Я смотрел на него и никак не мог понять, что он имеет в виду. От волнения он расстегнул верхнюю пуговичку своей странной рубашки.
— Значит, так, — заговорил он деловым голосом. — Сначала кое-что, что помню из Блока. «Молчали желтые и синие», там… «Под насыпью во рву некошеном» и всякое… По вечерам над ресторанами какой-то воздух дик и глух, и правит окриками пьяными тара-та-там весенний дух… нет, тлетворный дух… Ладно, остальное припомню, а чего не припомню, сам доделаю, дело привычное.
— Но это же будут чужие стихи, — попытался возразить я. — Постой, постой… Ты ведь даже не помнишь их точно. Ведь ты испортишь их, испортишь для будущего!

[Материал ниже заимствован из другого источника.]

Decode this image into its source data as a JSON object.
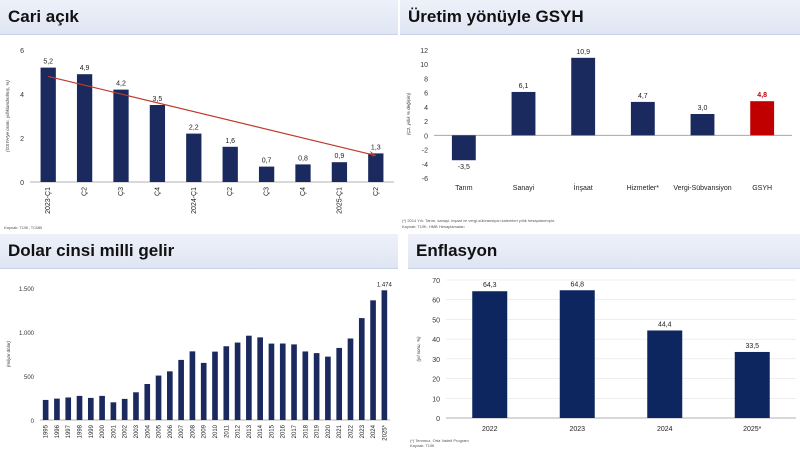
{
  "panels": {
    "cari": {
      "title": "Cari açık",
      "source": "Kaynak: TÜİK, TCMB",
      "chart_data": {
        "type": "bar",
        "categories": [
          "2023-Ç1",
          "Ç2",
          "Ç3",
          "Ç4",
          "2024-Ç1",
          "Ç2",
          "Ç3",
          "Ç4",
          "2025-Ç1",
          "Ç2"
        ],
        "values": [
          5.2,
          4.9,
          4.2,
          3.5,
          2.2,
          1.6,
          0.7,
          0.8,
          0.9,
          1.3
        ],
        "value_labels": [
          "5,2",
          "4,9",
          "4,2",
          "3,5",
          "2,2",
          "1,6",
          "0,7",
          "0,8",
          "0,9",
          "1,3"
        ],
        "ylabel": "(GSYH'ye oranı, yıllıklandırılmış, %)",
        "yticks": [
          0,
          2,
          4,
          6
        ],
        "ylim": [
          0,
          6
        ],
        "trend_line": {
          "from": 4.8,
          "to": 1.2
        },
        "bar_color": "#1b2a5e",
        "trend_color": "#c0392b"
      }
    },
    "gsyh": {
      "title": "Üretim yönüyle GSYH",
      "notes": [
        "(*) 2014 Yılı: Tarım, sanayi, inşaat ve vergi-sübvansiyon kalemleri yıllık hesaplanmıştır.",
        "Kaynak: TÜİK, HMB Hesaplamaları"
      ],
      "chart_data": {
        "type": "bar",
        "categories": [
          "Tarım",
          "Sanayi",
          "İnşaat",
          "Hizmetler*",
          "Vergi-Sübvansiyon",
          "GSYH"
        ],
        "values": [
          -3.5,
          6.1,
          10.9,
          4.7,
          3.0,
          4.8
        ],
        "value_labels": [
          "-3,5",
          "6,1",
          "10,9",
          "4,7",
          "3,0",
          "4,8"
        ],
        "ylabel": "(Ç2, yıllık % değişim)",
        "yticks": [
          -6,
          -4,
          -2,
          0,
          2,
          4,
          6,
          8,
          10,
          12
        ],
        "ylim": [
          -6,
          12
        ],
        "bar_color": "#1b2a5e",
        "highlight_color": "#c00000",
        "highlight_index": 5
      }
    },
    "dolar": {
      "title": "Dolar cinsi milli gelir",
      "chart_data": {
        "type": "bar",
        "categories": [
          "1995",
          "1996",
          "1997",
          "1998",
          "1999",
          "2000",
          "2001",
          "2002",
          "2003",
          "2004",
          "2005",
          "2006",
          "2007",
          "2008",
          "2009",
          "2010",
          "2011",
          "2012",
          "2013",
          "2014",
          "2015",
          "2016",
          "2017",
          "2018",
          "2019",
          "2020",
          "2021",
          "2022",
          "2023",
          "2024",
          "2025*"
        ],
        "values": [
          228,
          243,
          256,
          274,
          251,
          274,
          201,
          240,
          315,
          409,
          505,
          553,
          683,
          780,
          649,
          777,
          838,
          880,
          958,
          939,
          868,
          869,
          859,
          779,
          760,
          720,
          819,
          926,
          1158,
          1360,
          1474
        ],
        "top_label": "1.474",
        "ylabel": "(milyar dolar)",
        "yticks": [
          0,
          500,
          1000,
          1500
        ],
        "ytick_labels": [
          "0",
          "500",
          "1.000",
          "1.500"
        ],
        "ylim": [
          0,
          1500
        ],
        "bar_color": "#1b2a5e"
      }
    },
    "enf": {
      "title": "Enflasyon",
      "notes": [
        "(*) Temmuz, Orta Vadeli Program",
        "Kaynak: TÜİK"
      ],
      "chart_data": {
        "type": "bar",
        "categories": [
          "2022",
          "2023",
          "2024",
          "2025*"
        ],
        "values": [
          64.3,
          64.8,
          44.4,
          33.5
        ],
        "value_labels": [
          "64,3",
          "64,8",
          "44,4",
          "33,5"
        ],
        "ylabel": "(yıl sonu, %)",
        "yticks": [
          0,
          10,
          20,
          30,
          40,
          50,
          60,
          70
        ],
        "ylim": [
          0,
          70
        ],
        "bar_color": "#0d2660"
      }
    }
  }
}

— А, ничего! — махнул он рукой. — Если в наше время мои тексты кушают, то небось ваша публика уж тем более не подавится! — Он взмахнул руками. — А дальше, дальше! Я помню, Горький написал «На дне» в девятьсот втором. Но в девятьсот пятом будет революция… первая русская революция, и Горький после нее напишет роман «Мать», который нашумит в народе. Фигушки! Это я теперь напишу «Мать». Ниловна там, Павел Власов, сходки, ведущая роль рабочего класса… А уж позже можно будет «Ночь, улица, фонарь, аптека…», а там и начинать Маяковского, пока он сам не начал!.. — Павел вспотел, раскраснелся. — Деньги, Толя, будем грести лопатой!

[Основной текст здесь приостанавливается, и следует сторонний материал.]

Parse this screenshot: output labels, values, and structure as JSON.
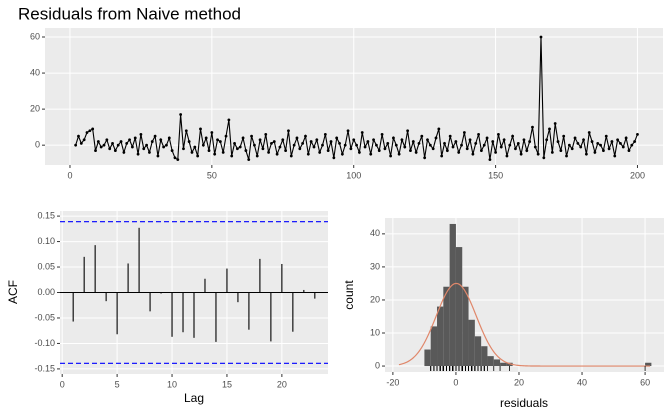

— Как же так, — проговорил я растерянно. — Ты же обкрадываешь писателей, присваиваешь себе их произведения…
— Где они, эти произведения? — с жаром воскликнул он. — Нету их! Я напишу, они и появятся! — Он зажмурился от предчувствия успеха. — Какой же я дурак, как же я раньше не сообразил! Только сиди, вспоминай да записывай! А память у меня хоро-ошая…
Я вздрогнул и покрылся гусиной кожей от ужаса перед тем, что может натворить этот странный, беспринципный человек из будущего, которому я так неосторожно подал идею заняться литературой.

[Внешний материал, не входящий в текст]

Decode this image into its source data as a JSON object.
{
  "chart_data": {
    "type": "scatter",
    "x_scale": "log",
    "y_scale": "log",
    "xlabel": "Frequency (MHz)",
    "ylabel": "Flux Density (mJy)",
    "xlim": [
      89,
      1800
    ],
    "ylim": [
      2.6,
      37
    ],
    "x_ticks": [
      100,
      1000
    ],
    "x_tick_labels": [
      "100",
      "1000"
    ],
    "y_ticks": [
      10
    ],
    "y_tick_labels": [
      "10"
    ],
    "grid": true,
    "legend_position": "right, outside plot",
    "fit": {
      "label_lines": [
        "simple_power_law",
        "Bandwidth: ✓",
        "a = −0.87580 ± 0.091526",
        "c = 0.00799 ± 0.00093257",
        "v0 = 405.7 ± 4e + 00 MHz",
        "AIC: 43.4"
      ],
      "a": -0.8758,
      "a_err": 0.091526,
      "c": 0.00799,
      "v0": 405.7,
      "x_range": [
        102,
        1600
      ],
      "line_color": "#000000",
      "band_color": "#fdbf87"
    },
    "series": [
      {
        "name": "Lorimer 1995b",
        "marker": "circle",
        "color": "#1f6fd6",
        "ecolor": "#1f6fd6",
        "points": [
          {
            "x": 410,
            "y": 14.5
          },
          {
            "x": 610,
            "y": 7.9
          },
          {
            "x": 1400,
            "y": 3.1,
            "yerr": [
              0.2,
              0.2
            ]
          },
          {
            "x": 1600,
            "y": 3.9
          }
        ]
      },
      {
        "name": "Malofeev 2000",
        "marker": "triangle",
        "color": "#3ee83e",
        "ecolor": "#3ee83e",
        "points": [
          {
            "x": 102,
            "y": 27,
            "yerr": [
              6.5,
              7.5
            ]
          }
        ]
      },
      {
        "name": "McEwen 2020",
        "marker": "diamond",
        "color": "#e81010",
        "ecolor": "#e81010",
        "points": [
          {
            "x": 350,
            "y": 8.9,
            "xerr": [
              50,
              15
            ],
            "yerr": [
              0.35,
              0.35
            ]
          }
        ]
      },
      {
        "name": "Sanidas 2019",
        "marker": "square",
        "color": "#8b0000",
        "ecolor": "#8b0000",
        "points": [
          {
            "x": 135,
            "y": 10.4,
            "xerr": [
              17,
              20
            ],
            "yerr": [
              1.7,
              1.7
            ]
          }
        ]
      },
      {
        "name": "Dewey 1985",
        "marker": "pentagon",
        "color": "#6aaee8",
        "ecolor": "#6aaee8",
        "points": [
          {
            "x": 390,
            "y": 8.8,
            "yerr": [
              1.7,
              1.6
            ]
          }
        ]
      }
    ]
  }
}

— Постой же, постой, — пробормотал я. — Но как же честь, честь русского литератора?! — Как же высокие помыслы, которым служат литература, и таланты, ее рождающие? Как же втоптать в грязь?.. Ведь наше нравственное сознание…
— Да брось ты! — толкнул он меня кулаком в плечо. — До нравственного ли нам сознания? На улице мороз, мы с тобой — два нищих паука, а перспективы открываются такие, что закачаешься! Ох, Толик, даже в жар бросило…
— Да постой же! — почти выкрикнул я. — Как же ты так легко собираешься расстаться со своим временем, со своей жизнью там, в будущем, ведь…
— Да помолчи ты, — перебил он меня. — Чего я там потерял, в будущем? У нас там, знаешь, атомные бомбы. Одну бомбу бросить — и нет никакой Москвы. Понял? Зачем мне все время в страхе жить? Не-ет, не хочу. Что мне там жалеть — тачку свою, «Жигули»? Квартиру однокомнатную? Да я здесь за те же деньги десять карет себе заведу с кучерами, из «Яра» не буду вылазить, с самыми великими людьми дружить! Да я в историю войду, Толик! Что ты-ы!..
Я весь сжался в нервический комок. Мне сделалось дурно, перед глазами поплыли радужные круги. На моих глазах молодой подлец собирался убить великую русскую литературу, и я не мог этому помешать. Не мог! Не мог?..
— Послушайте, Павел, — выговорил я дрожащим голосом. — Вы извините…
— А чего это ты на «вы» перешел? — спросил он настороженно. — Что случилось-то?
— Да нет, я забылся, — быстро поправился я. — Я вот что не могу понять: где же это произошло с тобой? Твой переход из будущего в прошлое?
— Где, — передразнил меня Павел. — Если бы я знал. Я сам уже искал, искал это место, только ни черта не нашел. Москва-то переменилась за эти годы, я почти ни одного здания узнать не могу. Вот университет только, Красную площадь с Кремлем, да и то… Ну, теперь-то мне эта улица не нужна, — на лице его расплылось блаженство. — Теперь мне и тут будет хорошо. Писателей на мой век хватит.